19:13 karolherbst: alyssa: weird idea: try adding a padding member at offset 0 🙃 and see if that is a suitable workaround. I think that changes the generated code enough. But might end up with something similar
19:17 karolherbst: mhh though in your case it's an array...
19:24 zf: xrandr
19:24 zf: oops, wrong window :P
19:32 lina: I worked out how to ship llvm18 spirv stuff on F41 so at least this isn't on fire any more ^^
20:10 dj-death: alyssa: welcome to our world, I'm sorry.

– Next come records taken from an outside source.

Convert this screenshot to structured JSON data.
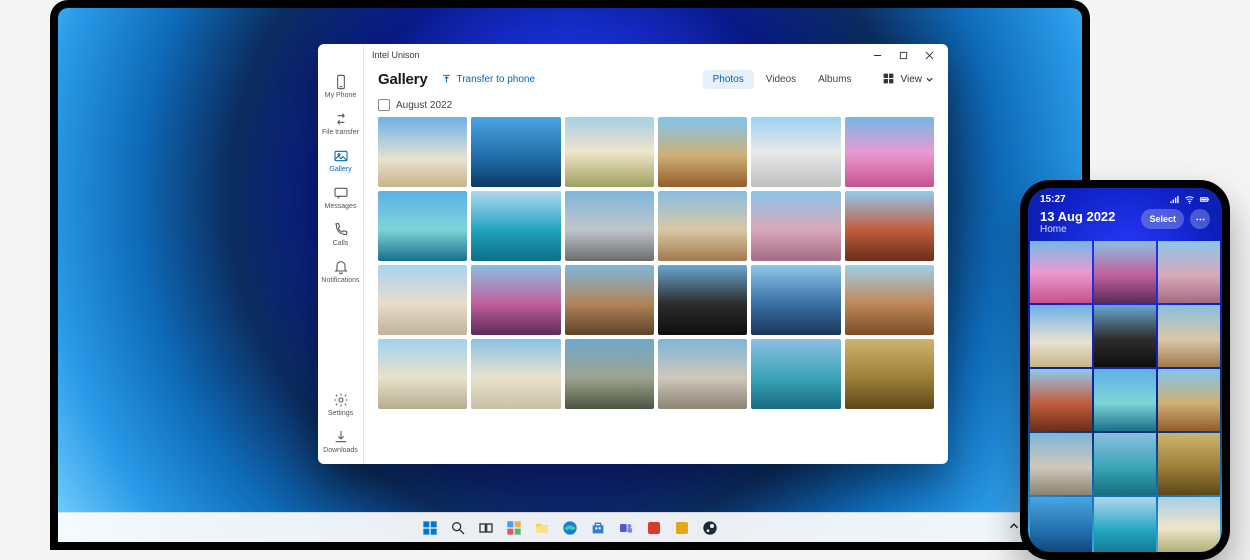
{
  "window": {
    "title": "Intel Unison",
    "controls": {
      "minimize": "min",
      "maximize": "max",
      "close": "close"
    }
  },
  "sidebar": {
    "items": [
      {
        "icon": "phone-icon",
        "label": "My Phone"
      },
      {
        "icon": "transfer-icon",
        "label": "File transfer"
      },
      {
        "icon": "gallery-icon",
        "label": "Gallery",
        "active": true
      },
      {
        "icon": "messages-icon",
        "label": "Messages"
      },
      {
        "icon": "calls-icon",
        "label": "Calls"
      },
      {
        "icon": "notifications-icon",
        "label": "Notifications"
      }
    ],
    "bottom": [
      {
        "icon": "settings-icon",
        "label": "Settings"
      },
      {
        "icon": "downloads-icon",
        "label": "Downloads"
      }
    ]
  },
  "header": {
    "title": "Gallery",
    "transfer_label": "Transfer to phone",
    "view_label": "View"
  },
  "tabs": [
    {
      "label": "Photos",
      "active": true
    },
    {
      "label": "Videos",
      "active": false
    },
    {
      "label": "Albums",
      "active": false
    }
  ],
  "filter": {
    "month_label": "August 2022",
    "checked": false
  },
  "photos": {
    "count": 24
  },
  "taskbar": {
    "items": [
      "start-icon",
      "search-icon",
      "task-view-icon",
      "widgets-icon",
      "explorer-icon",
      "edge-icon",
      "store-icon",
      "teams-icon",
      "app-icon-red",
      "app-icon-yellow",
      "steam-icon"
    ]
  },
  "tray": {
    "items": [
      "chevron-up-icon",
      "cloud-icon",
      "wifi-icon",
      "volume-icon"
    ]
  },
  "phone": {
    "status_time": "15:27",
    "date": "13 Aug 2022",
    "subtitle": "Home",
    "select_label": "Select",
    "photos": {
      "count": 15
    }
  }
}
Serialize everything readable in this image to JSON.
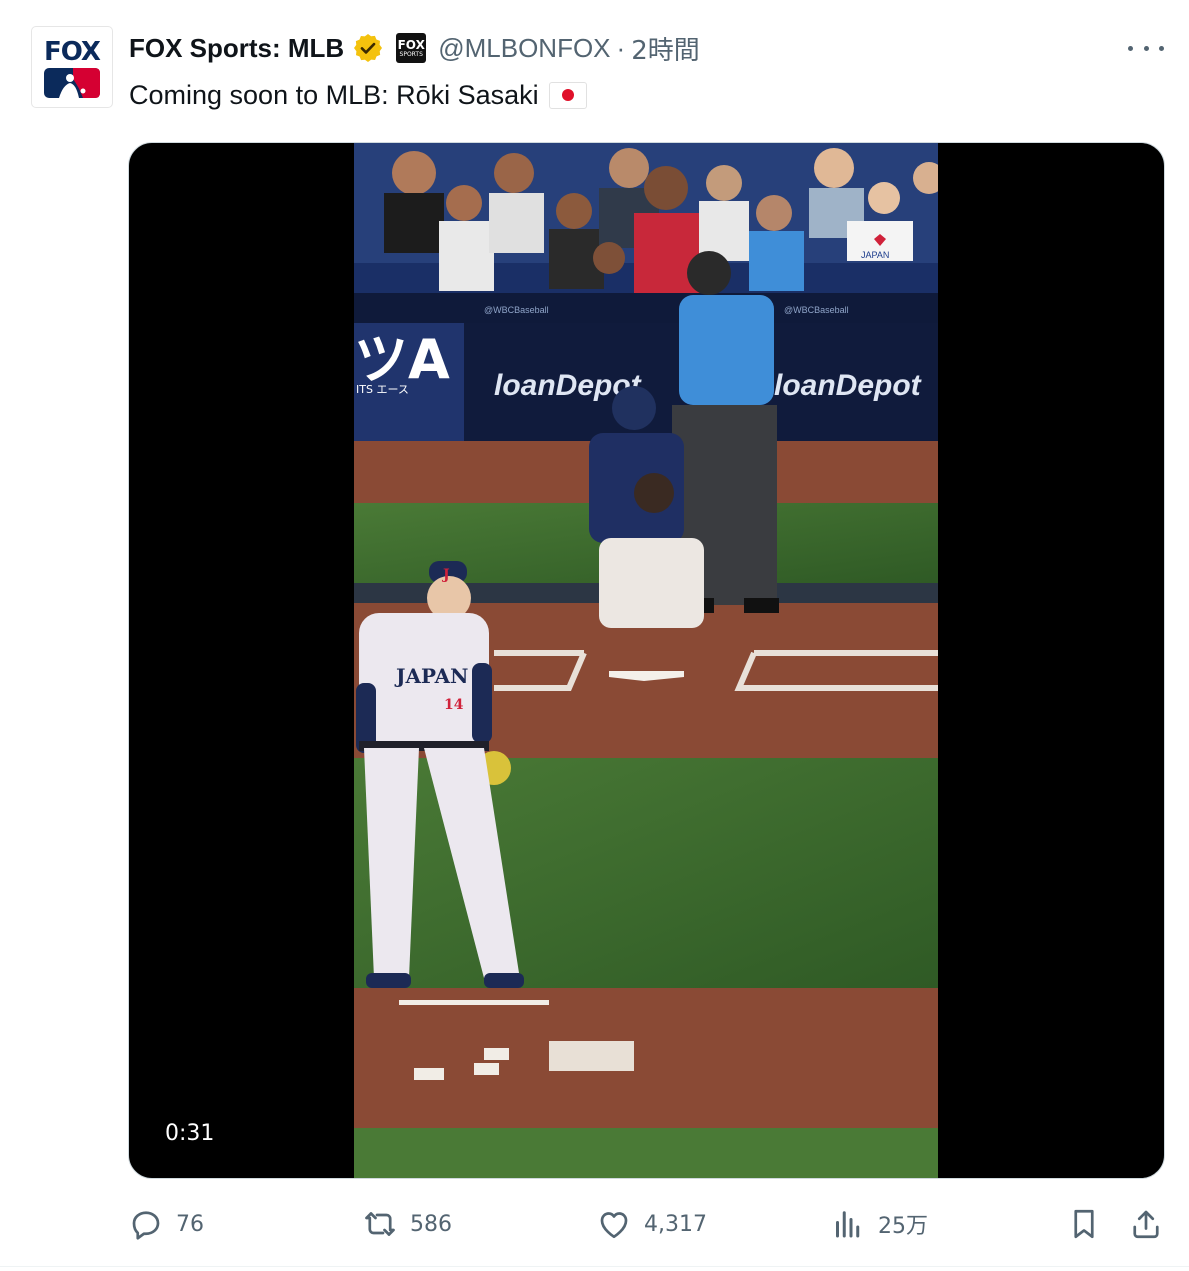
{
  "account": {
    "display_name": "FOX Sports: MLB",
    "handle": "@MLBONFOX",
    "separator": "·",
    "time": "2時間",
    "avatar_text": "FOX",
    "affiliate_badge_top": "FOX",
    "affiliate_badge_bottom": "SPORTS"
  },
  "tweet": {
    "text": "Coming soon to MLB: Rōki Sasaki",
    "flag_icon": "japan-flag"
  },
  "media": {
    "duration": "0:31",
    "scene_text": {
      "jersey": "JAPAN",
      "jersey_number": "14",
      "cap_letter": "J",
      "sign_left": "ツA",
      "sign_left_sub": "ITS エース",
      "sponsor": "loanDepot",
      "rail_text": "@WBCBaseball",
      "fan_sign": "JAPAN"
    }
  },
  "actions": {
    "replies": "76",
    "reposts": "586",
    "likes": "4,317",
    "views": "25万"
  },
  "colors": {
    "verified_gold": "#f4c20d",
    "secondary_text": "#536471",
    "field_green": "#3e6b2e",
    "dirt": "#8a4a35",
    "umpire_blue": "#3f8ed8"
  }
}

22:28 karolherbst: yeah.. I really should bump up the prio on that one 🙃
22:32 figaroseen: alyssa: they silence real people, if you want to preserve your work, you gonna have to cope with their rules and you might be as young that maybe it's beneficial to you, another plan would be since all real people are at my side including gangsters and real forces to make a meat out of this syndicate with my personal opinion there yes i would do it for personal reasons since they tried to
22:32 figaroseen: kill me, but for you i would not advise that path, just keep doing the nonsense work and have fun , maybe one day you get gifted some new ryzen or just buy one that works ok, the last eight generations of intel are also pretty ok. Those channels have turned into a joke anyhow to some degree the least, but most important the systems that can be redesigned have enough of base goodies to do
22:32 figaroseen: that. As for fact , windows, osx , linux and so many other oses, are suitable to make such hacks i have queued up.